Hermione leapt to her feet. "But, but, Professor Snape! We aren't responsible for the Sock Folk's desire to eat you."

"Silly girl!" he roared back. She knelt back down behind her cauldron gracefully. "It is YOUR fault they are animated, therefore it is your fault if they decide to eat me. For each sock that eats me, I will deduct an additional 20 points from Gryffindor." No one dared how he would do so from the inside of a sock.

"Actually, Severus," Dumbledore appeared in the doorway, "it isn't quite their fault that the socks were animated. If we must point fingers, we should probably point them at the Ministry for their law banning the warning labels that used to be attached to each pair of socks. Socks are highly volatile items and should not have any experimental charms placed upon them. But beyond pointing fingers, what are we to do with the socks now that they are here?"

"We could always feed the Gryffindors to them," Snape said with a sneer, clearly upset by his dark and gloomy bubble being popped. At the looks, he murmured, "I'm kidding. We should feed them the Hufflepuffs."

In the end, the school opted for a suggestion offered by Ronald Weasley, once he awoke from his deep, non-peppermint flavored sleep. A portion of the Forbidden Forest was cordoned off and donated to the SPIT cause. The socks were entered into a sort of capture and release program, and many of observers were surprised at how well the socks adapted to living in the highly dangerous Forest. Of course, they did keep the fireplace tools, which the Gryffindor house was only too happy to donate to the cause of getting the socks out of Hogwarts. For their part, the socks are happy and accept any visitors that come down to their patch of land. Dobby refuses to visit.

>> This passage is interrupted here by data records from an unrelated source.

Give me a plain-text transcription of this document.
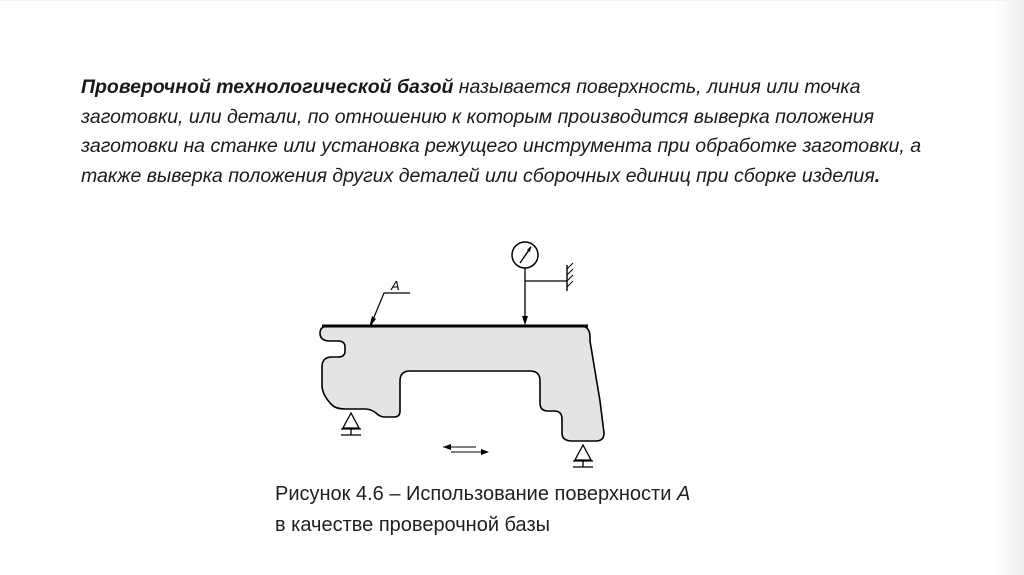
Проверочной технологической базой называется поверхность, линия или точка заготовки, или детали, по отношению к которым производится выверка положения заготовки на станке или установка режущего инструмента при обработке заготовки, а также выверка положения других деталей или сборочных единиц при сборке изделия.

А

Рисунок 4.6 – Использование поверхности А
в качестве проверочной базы
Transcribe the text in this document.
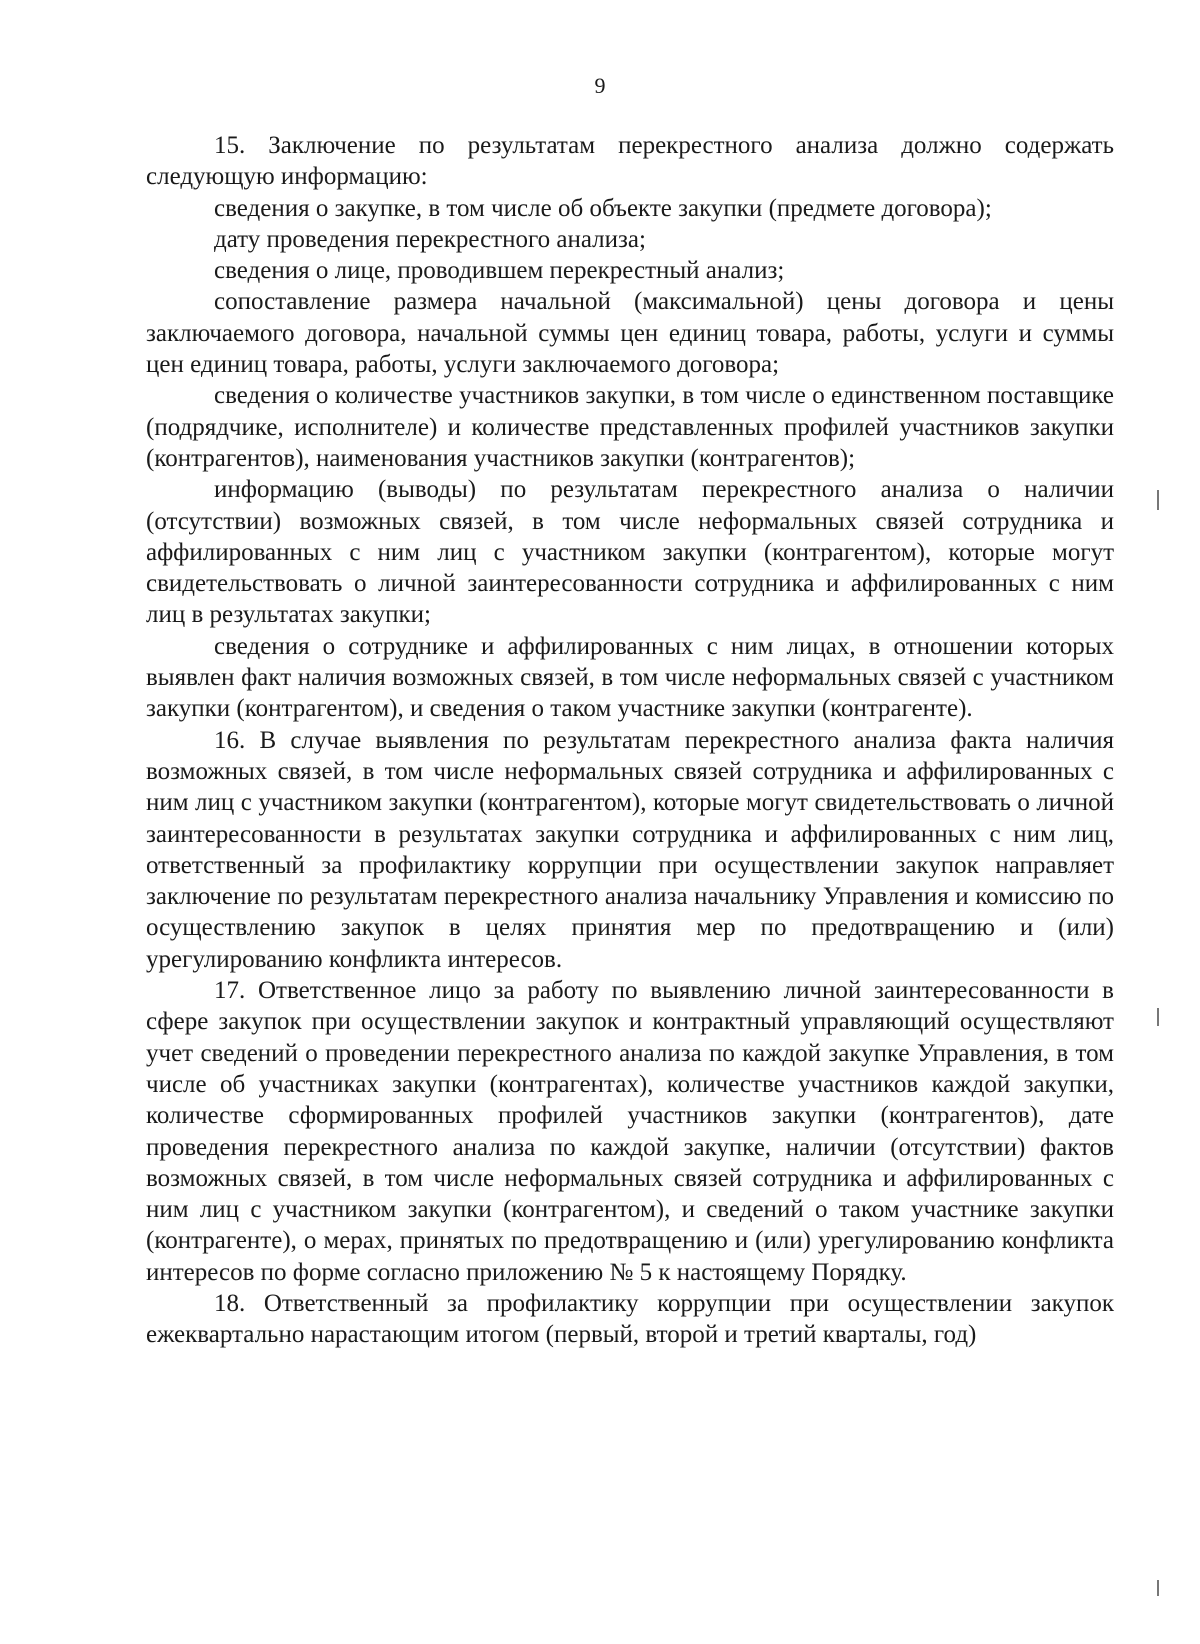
9

15. Заключение по результатам перекрестного анализа должно содержать следующую информацию:

сведения о закупке, в том числе об объекте закупки (предмете договора);

дату проведения перекрестного анализа;

сведения о лице, проводившем перекрестный анализ;

сопоставление размера начальной (максимальной) цены договора и цены заключаемого договора, начальной суммы цен единиц товара, работы, услуги и суммы цен единиц товара, работы, услуги заключаемого договора;

сведения о количестве участников закупки, в том числе о единственном поставщике (подрядчике, исполнителе) и количестве представленных профилей участников закупки (контрагентов), наименования участников закупки (контрагентов);

информацию (выводы) по результатам перекрестного анализа о наличии (отсутствии) возможных связей, в том числе неформальных связей сотрудника и аффилированных с ним лиц с участником закупки (контрагентом), которые могут свидетельствовать о личной заинтересованности сотрудника и аффилированных с ним лиц в результатах закупки;

сведения о сотруднике и аффилированных с ним лицах, в отношении которых выявлен факт наличия возможных связей, в том числе неформальных связей с участником закупки (контрагентом), и сведения о таком участнике закупки (контрагенте).

16. В случае выявления по результатам перекрестного анализа факта наличия возможных связей, в том числе неформальных связей сотрудника и аффилированных с ним лиц с участником закупки (контрагентом), которые могут свидетельствовать о личной заинтересованности в результатах закупки сотрудника и аффилированных с ним лиц, ответственный за профилактику коррупции при осуществлении закупок направляет заключение по результатам перекрестного анализа начальнику Управления и комиссию по осуществлению закупок в целях принятия мер по предотвращению и (или) урегулированию конфликта интересов.

17. Ответственное лицо за работу по выявлению личной заинтересованности в сфере закупок при осуществлении закупок и контрактный управляющий осуществляют учет сведений о проведении перекрестного анализа по каждой закупке Управления, в том числе об участниках закупки (контрагентах), количестве участников каждой закупки, количестве сформированных профилей участников закупки (контрагентов), дате проведения перекрестного анализа по каждой закупке, наличии (отсутствии) фактов возможных связей, в том числе неформальных связей сотрудника и аффилированных с ним лиц с участником закупки (контрагентом), и сведений о таком участнике закупки (контрагенте), о мерах, принятых по предотвращению и (или) урегулированию конфликта интересов по форме согласно приложению № 5 к настоящему Порядку.

18. Ответственный за профилактику коррупции при осуществлении закупок ежеквартально нарастающим итогом (первый, второй и третий кварталы, год)
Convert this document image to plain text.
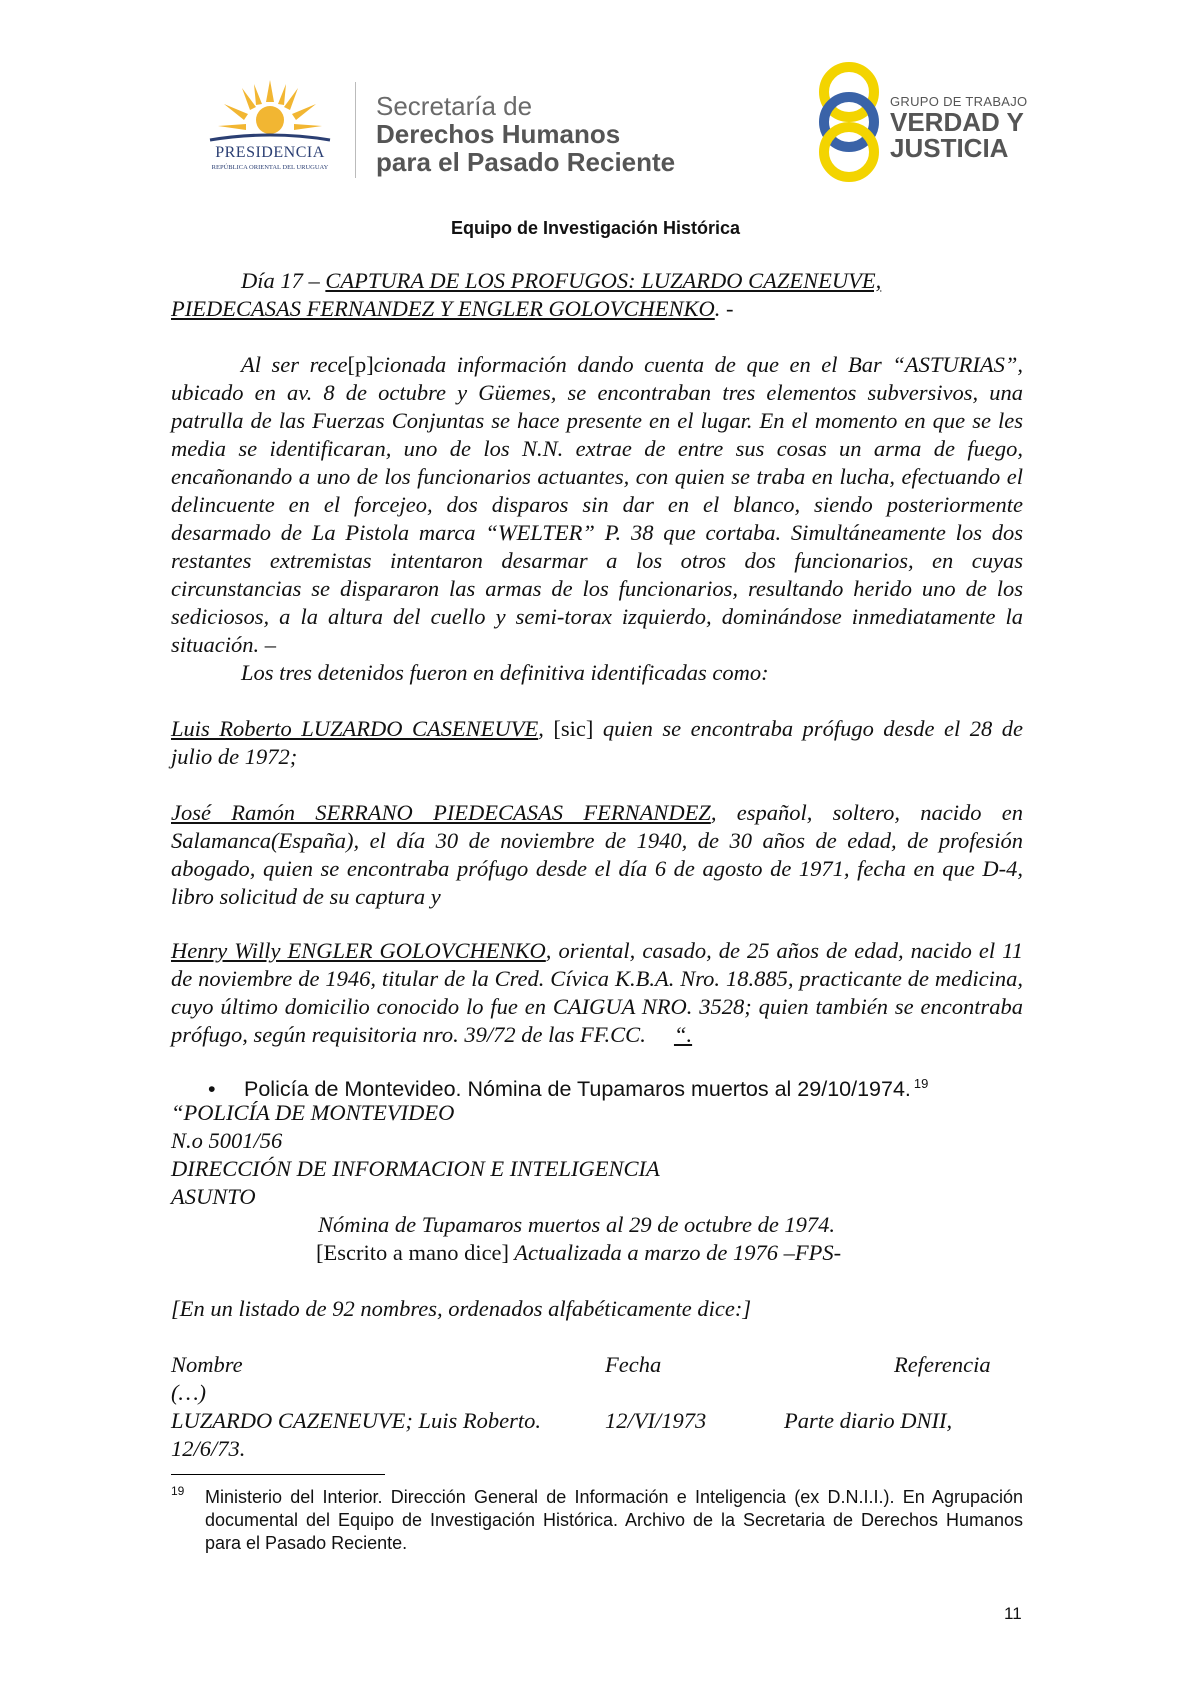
PRESIDENCIA
REPÚBLICA ORIENTAL DEL URUGUAY
Secretaría de
Derechos Humanos
para el Pasado Reciente
GRUPO DE TRABAJO
VERDAD Y
JUSTICIA
Equipo de Investigación Histórica
Día 17 – CAPTURA DE LOS PROFUGOS: LUZARDO CAZENEUVE,
PIEDECASAS FERNANDEZ Y ENGLER GOLOVCHENKO. -
Al ser rece[p]cionada información dando cuenta de que en el Bar “ASTURIAS”, ubicado en av. 8 de octubre y Güemes, se encontraban tres elementos subversivos, una patrulla de las Fuerzas Conjuntas se hace presente en el lugar. En el momento en que se les media se identificaran, uno de los N.N. extrae de entre sus cosas un arma de fuego, encañonando a uno de los funcionarios actuantes, con quien se traba en lucha, efectuando el delincuente en el forcejeo, dos disparos sin dar en el blanco, siendo posteriormente desarmado de La Pistola marca “WELTER” P. 38 que cortaba. Simultáneamente los dos restantes extremistas intentaron desarmar a los otros dos funcionarios, en cuyas circunstancias se dispararon las armas de los funcionarios, resultando herido uno de los sediciosos, a la altura del cuello y semi-torax izquierdo, dominándose inmediatamente la situación. –
Los tres detenidos fueron en definitiva identificadas como:
Luis Roberto LUZARDO CASENEUVE, [sic] quien se encontraba prófugo desde el 28 de julio de 1972;
José Ramón SERRANO PIEDECASAS FERNANDEZ, español, soltero, nacido en Salamanca(España), el día 30 de noviembre de 1940, de 30 años de edad, de profesión abogado, quien se encontraba prófugo desde el día 6 de agosto de 1971, fecha en que D-4, libro solicitud de su captura y
Henry Willy ENGLER GOLOVCHENKO, oriental, casado, de 25 años de edad, nacido el 11 de noviembre de 1946, titular de la Cred. Cívica K.B.A. Nro. 18.885, practicante de medicina, cuyo último domicilio conocido lo fue en CAIGUA NRO. 3528; quien también se encontraba prófugo, según requisitoria nro. 39/72 de las FF.CC. “.
• Policía de Montevideo. Nómina de Tupamaros muertos al 29/10/1974. $^{19}$
“POLICÍA DE MONTEVIDEO
N.o 5001/56
DIRECCIÓN DE INFORMACION E INTELIGENCIA
ASUNTO
Nómina de Tupamaros muertos al 29 de octubre de 1974.
[Escrito a mano dice] Actualizada a marzo de 1976 –FPS-
[En un listado de 92 nombres, ordenados alfabéticamente dice:]
Nombre	Fecha	Referencia
(…)
LUZARDO CAZENEUVE; Luis Roberto.	12/VI/1973	Parte diario DNII,
12/6/73.
19 Ministerio del Interior. Dirección General de Información e Inteligencia (ex D.N.I.I.). En Agrupación documental del Equipo de Investigación Histórica. Archivo de la Secretaria de Derechos Humanos para el Pasado Reciente.
11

Draco is still afraid of marshmallows. He has temporarily forgotten his mad plot to take over as king of all pranks in the irrational fear that his pillow is actually a marshmallow in disguise. He is not getting much sleep.

Hermione has gotten over her deep and abiding fear of ending all of time and space and is once again confident in her role as "she who knows all things." She initially was very angry that Ron's idea beat out her own of trying to trick them all into going into the dryer. She argued, quite persuasively, that, "Socks disappear from the dryer all the time." Dumbledore felt it lacked a sense of good will and fair sportsmanship. Hermione thinks Dumbledore is jealous.

Harry is content in his role as undeclared leader and all around good guy. He somehow managed not to pop a blood vessel during this fic, although the author wonders how. She also suggests anger management courses. He continues to speak to Ginny whenever he wants, despite Ron's disgruntlement.

Ron visits the Wild Sock Reserve quite often and is viewed as a sort of hero. He enjoys this, except that it causes his ears to turn rather red. The red clashes badly with his still pink hair, which Madame Pomfrey and Snape argue will turn back any day now. Then they giggle.

No one really cares about the rest of the Gryffs at this time, although it is safe to tell you that we will all meet again someday. And maybe they will actually get more than one line a piece.